Is OpenSim full of content thieves?

OpenSim is full of normal people.

Most of them will no more steal content than any other Internet or Second Life user. Okay, that’s not exactly heartening to hear!

But overall, OpenSim isn’t necessarily any more dangerous than anyplace else.

Does OpenSim technology allow content theft?

Yes, grid owners and region owners can grant themselves administrator privileges and change the ownership settings on the items on their land. They can also go into their asset databases and edit object properties, such as permissions or creator names.

But some hosting companies, including ReactionGrid, specifically restrict the use of admin privileges for this reason.

There are legitimate users for admin privileges, however. For example, if a company is building a behind-the-firewall installation with its employees, the company owns the rights to their creations — even after those employees change jobs, leave the company, or are otherwise unavailable. As a result, grid managers need to be able to access the company’s virtual assets regardless of the individual who created them. Eventually, we will probably see in-world reassignment of creator status, and possibly the ability to set the creator status to a corporate name.

The ability to edit entries in a database, however, is limited to the technically skilled part of the population. A year ago, that would have meant anyone running an OpenSim grid. Today, however, the number of hosting providers has exploded, as has the number of easy OpenSim installations, like the Diva Distro and the OSGrid Region Launcher, which require little technical skill on the part of users.

Finally, if someone has technical skills and is out to steal content, sitting around on a region like a spider waiting for someone to come by and drop an interesting item and pouncing on it is a slow, hit-or-miss kind of thing. Content thieves go to where the content is — on the most populated, content-rich worlds like Second Life — and use hackers’ tools to steal the content. Then those looking to make money off it sell it where the customers are — again, on the most populated grids, such as Second Life.

OpenSim is open source software. Does that mean that people using it don’t believe in paying for things?

In fact, many OpenSim users are corporations and educational institutions that are very careful about copyright issues and are willing to pay a significant premium for content in return for being able to get a site-wide license or full rights, and a guarantee that they won’t be facing a copyright infringement lawsuit down the line.

Meanwhile, the entire Internet runs on open source software.
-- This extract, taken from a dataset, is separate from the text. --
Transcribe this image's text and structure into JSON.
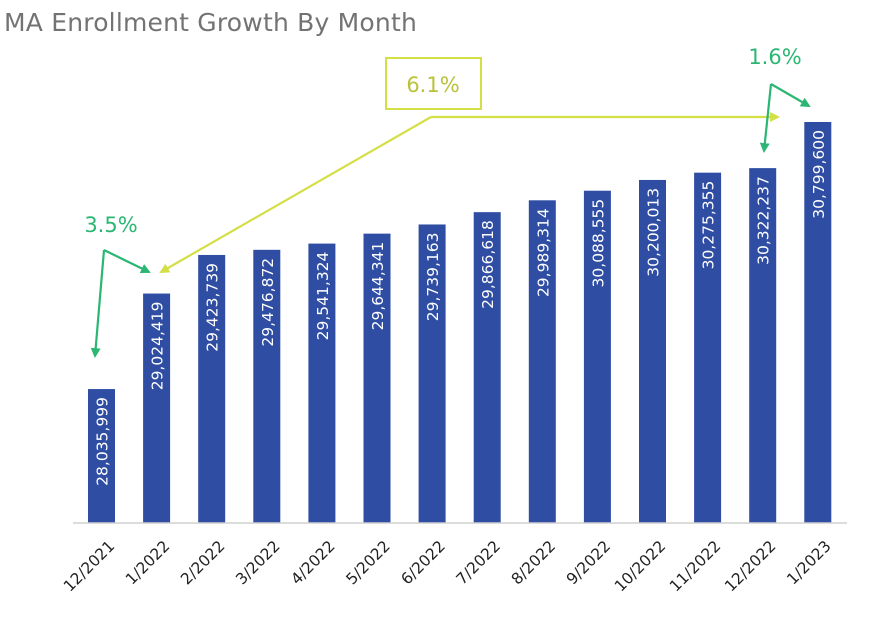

This Website, for example, is hosted on a server that runs the open source Apache server software, running on the open source Linux operating system. In fact, more than 75 percent of all Websites currently  run on open source software. Open source software is used in many other applications, as well. Even banks and brokerage firms run open source software.

Corporations happily use open source technology, not just to save money — though this is often a factor — but also for the bigger control it offers. Open source software can be opened up and modified to meet specific needs, whereas users of proprietary software have to wait for the software vendor to make the changes they want.

Many corporate and education users, for example, prefer OpenSim because it offers the ability to integrate with back-end employee and student directories and enterprise resource planning systems — even enterprise telephone networks. OpenSim also allows for easy backups and region archives.

For grid operators, OpenSim offers a way for them to offer land at a substantially lower cost than with other platforms. That means that the grids can be completely self-funded, and exist without large sums of investment capital. It also offers grid operators the ability to offer a wide range of self-service tools to their customers, such as the ability to save regions to their hard drives or upload new regions from their archives (say, to use a math classroom in the morning, and a history build for afternoon classes). Other tools that are possible include the ability to rotate regions or rearrange regions on a map, to save or upload just a part of a region, to duplicate a region, or to share an entire region with other people or institutions.

There are some people who use OpenSim who believe very strongly that all content should be free, and some of them can be quite vocal. These people can be found elsewhere as well, however, and in probably the same proportion.